The activities this weekend will include visiting former business sites.
The Salsbury Laboratories building is now the Floyd County Historical Museum, which will open up Saturday morning for visits by the reunion attendees.
The museum has a large collection from the business, and Laurie Kristiansen from Nashua will be hosting and helping show people around the Salsbury exhibit. Kristiansen was the advertising/communication manager for the business.
On Saturday afternoon, Zoetis is letting the group use its auditorium for a presentation on Salsbury-Solvay history.
“One of the most popular parts of the Salsbury era was what we called disease schools,” Dreyer said. “We had them for chickens, turkeys and pigs.
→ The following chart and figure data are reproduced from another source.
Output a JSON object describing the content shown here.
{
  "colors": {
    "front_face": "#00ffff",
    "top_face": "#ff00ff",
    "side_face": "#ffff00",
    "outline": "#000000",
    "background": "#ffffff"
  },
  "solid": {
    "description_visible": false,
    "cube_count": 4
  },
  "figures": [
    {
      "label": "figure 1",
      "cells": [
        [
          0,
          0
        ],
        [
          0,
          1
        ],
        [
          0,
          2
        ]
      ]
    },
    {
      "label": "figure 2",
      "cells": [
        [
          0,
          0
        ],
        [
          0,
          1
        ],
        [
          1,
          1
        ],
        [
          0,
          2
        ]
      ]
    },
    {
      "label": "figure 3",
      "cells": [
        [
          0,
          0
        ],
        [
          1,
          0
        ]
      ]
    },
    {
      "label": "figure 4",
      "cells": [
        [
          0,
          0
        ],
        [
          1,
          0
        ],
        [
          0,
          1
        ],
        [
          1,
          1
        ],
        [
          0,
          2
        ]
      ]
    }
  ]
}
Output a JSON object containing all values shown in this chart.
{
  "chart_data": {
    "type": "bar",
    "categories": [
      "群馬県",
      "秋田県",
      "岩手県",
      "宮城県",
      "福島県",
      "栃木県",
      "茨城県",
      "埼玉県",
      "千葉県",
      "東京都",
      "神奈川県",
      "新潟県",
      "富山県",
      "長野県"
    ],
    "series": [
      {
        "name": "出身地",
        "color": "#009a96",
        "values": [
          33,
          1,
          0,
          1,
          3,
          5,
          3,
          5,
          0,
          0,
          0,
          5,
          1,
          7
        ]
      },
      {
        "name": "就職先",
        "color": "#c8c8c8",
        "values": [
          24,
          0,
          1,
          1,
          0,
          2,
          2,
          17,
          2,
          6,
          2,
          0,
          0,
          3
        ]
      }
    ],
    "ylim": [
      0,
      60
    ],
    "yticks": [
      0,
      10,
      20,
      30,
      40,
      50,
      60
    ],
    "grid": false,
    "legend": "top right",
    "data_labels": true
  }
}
Those kind of faded out in the ’90s, but there were over 400 schools since Dr. Salsbury started them in the late ’20s, early ’30s.”
Although it has since been remodeled, the auditorium at what is now Zoetis was originally built for the purpose of giving the disease schools.
“We wanted to do a historical review of where Salsbury evolved from, and what better place than the auditorium where so much of that history happened,” Dreyer said.
“We put together a presentation with the help of the good folks at the museum, which has quite a few resources that they’ve given us. We are tracing the roots of Salsbury and Solvay up until the time of the Fort Dodge purchase, and then also following some of the old product lines and where they have ended up,” he said.
The reunion attendees are headquartering at the Sleep Inn in Charles City, and a meeting room has been set aside for displays of Salsbury-Solvay memorabilia.
“We’ve asked people to bring their memorabilia, photos, whatever else,” Dreyer said. “We’ll also have a large number of obituaries. We plan to remember those people who are no longer with us, our old colleagues. Those will be on display as well.”
One of the attendees, Joe O’Dowd, was very fond of Charles City, Dreyer said, and thought it would be a good idea to leave something behind after the reunion is over.
O’Dowd is organizing a 50/50 raffle and the proceeds will be donated to the Charles City School District toward the project to build the new high school baseball and softball diamonds.
The banquet Saturday night will feature an official welcome by Charles City Mayor Dean Andrews. Andrews’ wife, Marcie, started working at Solvay in 1983 in research and development and retired from what was by then Pfizer Animal Health in 2011 as associate director of quality.
The theme of the Saturday banquet will be reflections by former employees on why Charles City has been a special place for them. A brunch Sunday will offer people a chance to reflect on “life lessons learned” from their years at Salsbury-Solvay.
There will also be plenty of time to socialize and reminisce, Dreyer said.